Expected number of supporters for Candidate 3 or 4 in the additional 1,000 voters = (450 + 550) * (1,000 / 2,500) = 1,000

Therefore, if 1,000 more voters are surveyed, it is likely that 1,000 of them will prefer Candidate 3 or 4 based on the previous distribution.

Bot are there any errors in your response?
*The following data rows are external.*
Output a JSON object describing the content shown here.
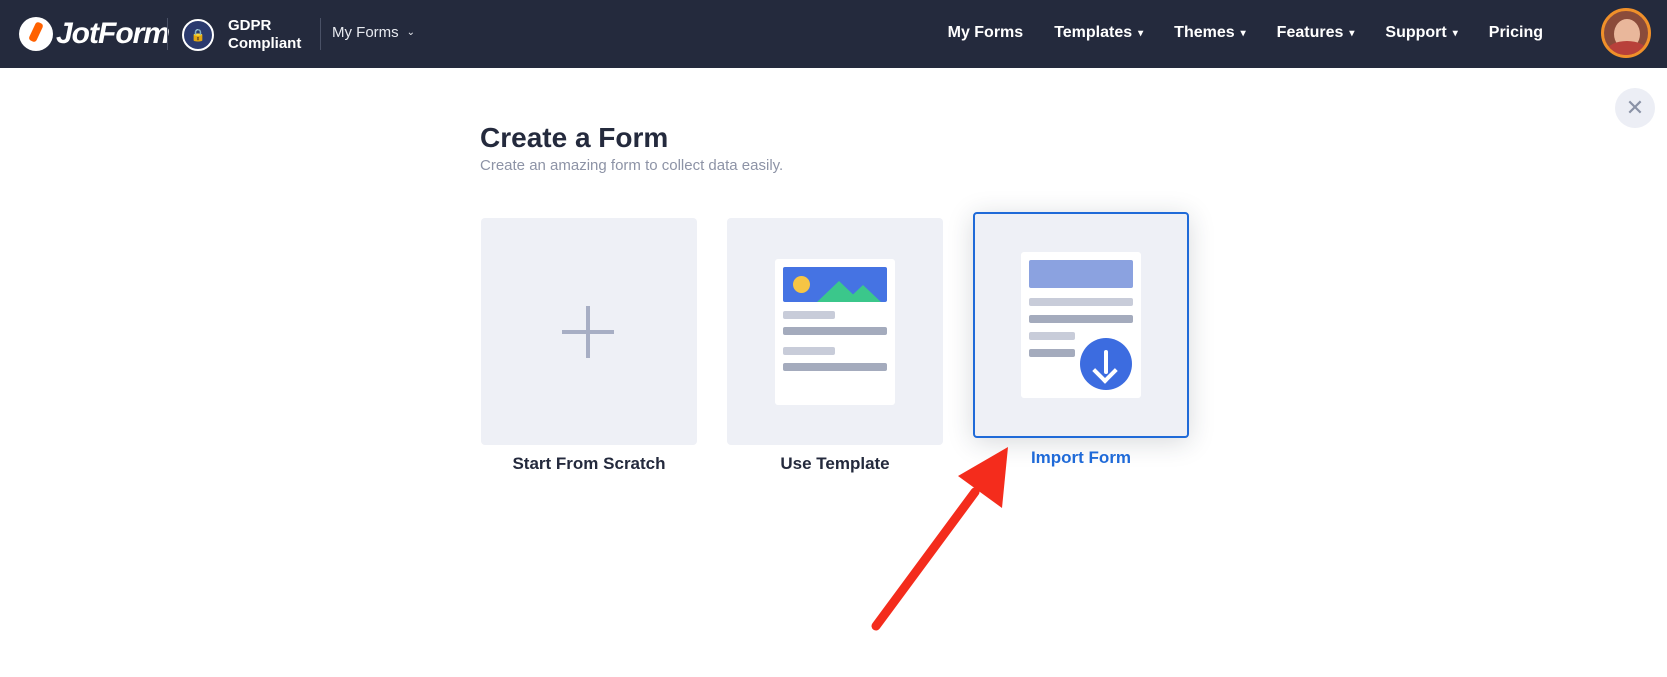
{
  "header": {
    "logo_text": "JotForm",
    "gdpr_line1": "GDPR",
    "gdpr_line2": "Compliant",
    "my_forms_dropdown": "My Forms",
    "nav": [
      {
        "label": "My Forms",
        "has_caret": false
      },
      {
        "label": "Templates",
        "has_caret": true
      },
      {
        "label": "Themes",
        "has_caret": true
      },
      {
        "label": "Features",
        "has_caret": true
      },
      {
        "label": "Support",
        "has_caret": true
      },
      {
        "label": "Pricing",
        "has_caret": false
      }
    ],
    "caret_glyph": "▾",
    "background": "#242a3d"
  },
  "main": {
    "title": "Create a Form",
    "subtitle": "Create an amazing form to collect data easily.",
    "close_glyph": "✕",
    "options": [
      {
        "label": "Start From Scratch",
        "icon": "plus-icon",
        "selected": false
      },
      {
        "label": "Use Template",
        "icon": "template-preview-icon",
        "selected": false
      },
      {
        "label": "Import Form",
        "icon": "import-download-icon",
        "selected": true
      }
    ],
    "accent_color": "#1f6ad8"
  },
  "annotation": {
    "pointer": "red-arrow",
    "color": "#f42c1c"
  }
}
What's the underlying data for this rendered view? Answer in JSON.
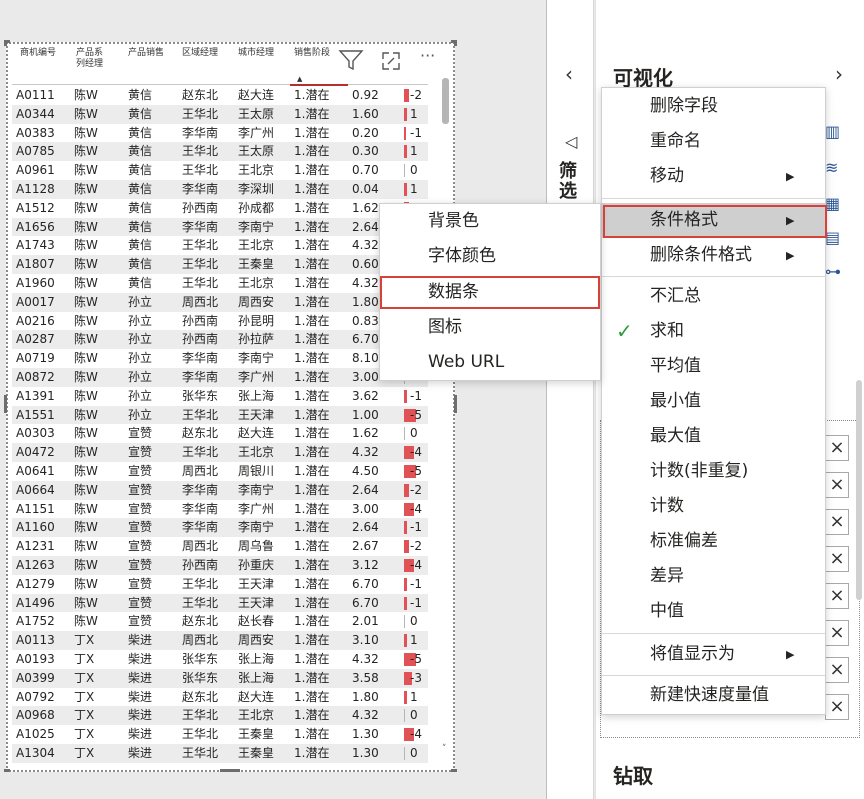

I apologize for the mistake in my previous response. Let's correct the errors:

Part 1:
The probability of randomly selecting a person who will vote for Candidate 1 or 2 is calculated as follows:
Number of supporters for Candidate 1 = 250
Number of supporters for Candidate 2 = 1,250
Total number of voters surveyed = 2,500

Probability = (Number of supporters for Candidate 1 + Number of supporters for Candidate 2) / Total number of voters surveyed
Probability = (250 + 1,250) / 2,500
Probability = 1,500 / 2,500
Probability = 0.6

Therefore, the correct probability of randomly selecting a person who will vote for Candidate 1 or 2 is 0.6 or 60%.

Part 2:
To determine the number of likely supporters for Candidate 3 or 4 in the additional 1,000 voters, we can calculate it as follows:
Number of supporters for Candidate 3 = 450
Number of supporters for Candidate 4 = 550

Expected number of supporters for Candidate 3 or 4 in the additional 1,000 voters = (Number of supporters for Candidate 3 + Number of supporters for Candidate 4) * (1,000 / (Total number of voters surveyed + 1,000))
Expected number of supporters = (450 + 550) * (1,000 / (2,500 + 1,000))
Expected number of supporters = 1,000 * (1,000 / 3,500)
Expected number of supporters = 285.71

Therefore, if 1,000 more voters are surveyed, it is likely that approximately 285.71 of them will prefer Candidate 3 or 4 based on the previous distribution.